Originalmente lançada em 2017, a obra surgiu como uma sátira em formato de antologia, trazendo episódios curtos e independentes que brincavam com arquétipos clássicos dos super-heróis. Em um cenário cada vez mais dominado por produções que subvertem o gênero como, The Boys e Invincible, Sociedade da Virtude já se destacava por ir além da simples desconstrução, explorando também elementos da realidade contemporânea com um humor ácido e direto.

Agora, em sua nova versão seriada, a produção abandona parcialmente a estrutura episódica isolada para investir em uma narrativa contínua.

A convite da HBO Max, tivemos a oportunidade de assistir aos três primeiros episódios, que já estabelecem o tom e a proposta da temporada. A trama acompanha inicialmente a Pantera Ruiva, uma heroína drag queen com clara inspiração no Superman, que investiga o desaparecimento de um dos agentes da equipe. Ao encontrá-lo, descobre que ele está bem, na verdade, envolvido em uma investigação sobre um misterioso cristal, algo que a própria heroína já havia visto anteriormente.

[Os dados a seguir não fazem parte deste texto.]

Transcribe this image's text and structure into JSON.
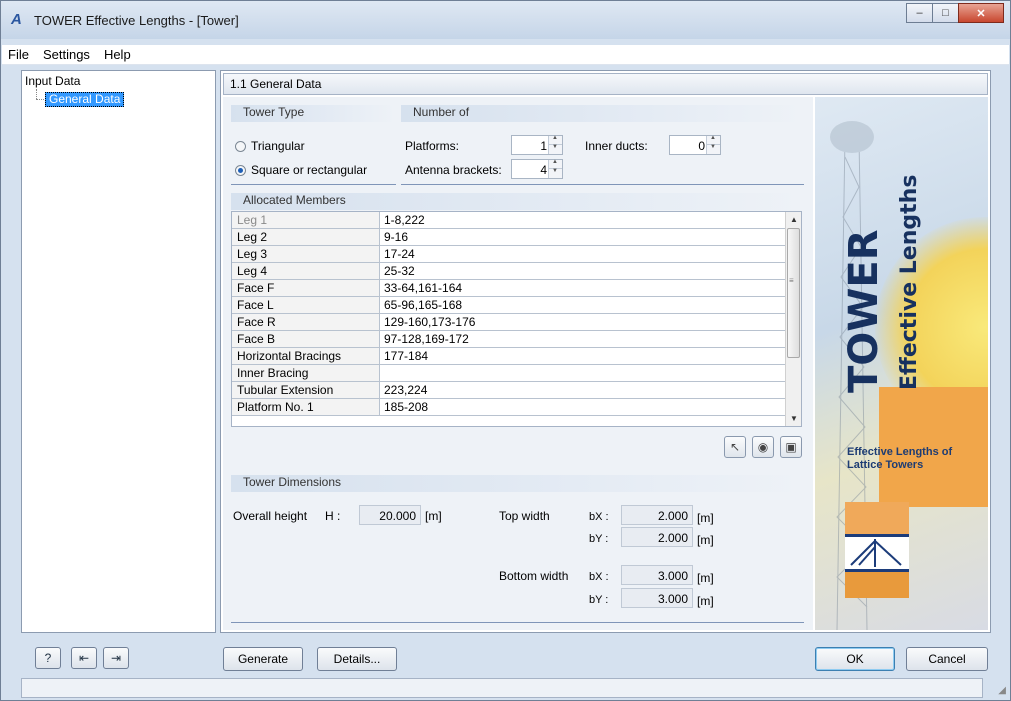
{
  "window": {
    "title": "TOWER Effective Lengths - [Tower]",
    "controls": {
      "minimize": "–",
      "maximize": "□",
      "close": "✕"
    }
  },
  "menu": [
    "File",
    "Settings",
    "Help"
  ],
  "tree": {
    "root": "Input Data",
    "child": "General Data"
  },
  "panel_title": "1.1 General Data",
  "tower_type": {
    "title": "Tower Type",
    "options": [
      "Triangular",
      "Square or rectangular"
    ],
    "selected": "Square or rectangular"
  },
  "number_of": {
    "title": "Number of",
    "platforms_label": "Platforms:",
    "platforms_value": "1",
    "inner_ducts_label": "Inner ducts:",
    "inner_ducts_value": "0",
    "antenna_label": "Antenna brackets:",
    "antenna_value": "4"
  },
  "allocated": {
    "title": "Allocated Members",
    "rows": [
      {
        "name": "Leg 1",
        "members": "1-8,222"
      },
      {
        "name": "Leg 2",
        "members": "9-16"
      },
      {
        "name": "Leg 3",
        "members": "17-24"
      },
      {
        "name": "Leg 4",
        "members": "25-32"
      },
      {
        "name": "Face F",
        "members": "33-64,161-164"
      },
      {
        "name": "Face L",
        "members": "65-96,165-168"
      },
      {
        "name": "Face R",
        "members": "129-160,173-176"
      },
      {
        "name": "Face B",
        "members": "97-128,169-172"
      },
      {
        "name": "Horizontal Bracings",
        "members": "177-184"
      },
      {
        "name": "Inner Bracing",
        "members": ""
      },
      {
        "name": "Tubular Extension",
        "members": "223,224"
      },
      {
        "name": "Platform No. 1",
        "members": "185-208"
      }
    ]
  },
  "dimensions": {
    "title": "Tower Dimensions",
    "height_label": "Overall height",
    "height_symbol": "H :",
    "height_value": "20.000",
    "unit": "[m]",
    "top_width_label": "Top width",
    "bottom_width_label": "Bottom width",
    "bx_label": "bX :",
    "by_label": "bY :",
    "top_bx": "2.000",
    "top_by": "2.000",
    "bottom_bx": "3.000",
    "bottom_by": "3.000"
  },
  "banner": {
    "title": "TOWER",
    "subtitle": "Effective Lengths",
    "caption": "Effective Lengths of Lattice Towers"
  },
  "buttons": {
    "generate": "Generate",
    "details": "Details...",
    "ok": "OK",
    "cancel": "Cancel"
  },
  "colors": {
    "selection": "#3399ff",
    "accent": "#17315f",
    "orange": "#f1a64a"
  }
}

A busca pela origem do objeto leva a personagem até a Majestosa, heroína inspirada na Mulher-Maravilha, que guarda o cristal em sua coleção pessoal. A personagem, no entanto, foge completamente do esperado: trata-se do espírito de uma deusa que habita diferentes hospedeiras ao longo das eras e que, atualmente, ocupa o corpo de uma garota da geração Z fã de K-pop. O contraste entre a grandiosidade divina e os hábitos contemporâneos rende alguns dos momentos mais cômicos da série.

Com o cristal sendo roubado, as protagonistas recorrem ao Vigilante Noturno, um espião excêntrico que domina a arte dos “disfarces” ou, como ele próprio define, “não é um disfarce se você vive o disfarce”. Já envolvido no caso há algum tempo, é ele quem conduz o grupo até a mansão do principal antagonista.

O vilão, um bilionário excêntrico, funciona como uma sátira direta aos super-ricos da vida real. Sua mansão concentra uma série de referências a figuras reais, incluindo aqueles obcecados por longevidade que recorrem a práticas bizarras, como transplantes de sangue e órgãos, em busca de viver mais. A crítica aqui é clara e bem executada, utilizando o exagero como ferramenta narrativa sem perder a conexão com a realidade.

Para enfrentar essa ameaça, o grupo ainda conta com a ajuda de outros heróis que remetem a versões satíricas de figuras como Aquaman e Flash, ampliando o escopo do universo apresentado. Já nos bastidores da equipe, destaca-se também o engenheiro responsável pelos equipamentos da Pantera Ruiva um personagem que, além de nutrir sentimentos por ela, representa uma crítica ao mundo corporativo ao não criar tecnologias, mas sim adquirir empresas que as desenvolvem.

Com todos esses elementos, Sociedade da Virtude demonstra um domínio claro de sua proposta. A série constrói um humor único, ancorado em críticas sociais e culturais, sem abrir mão do entretenimento. Mais do que apenas parodiar o gênero, a produção brasileira encontra sua própria voz e se estabelece como uma obra com identidade forte dentro do universo de super-heróis.

Se os primeiros episódios são um indicativo do que está por vir, Sociedade da Virtude tem potencial não apenas para se destacar, mas para se tornar uma das produções mais interessantes do gênero nos últimos anos.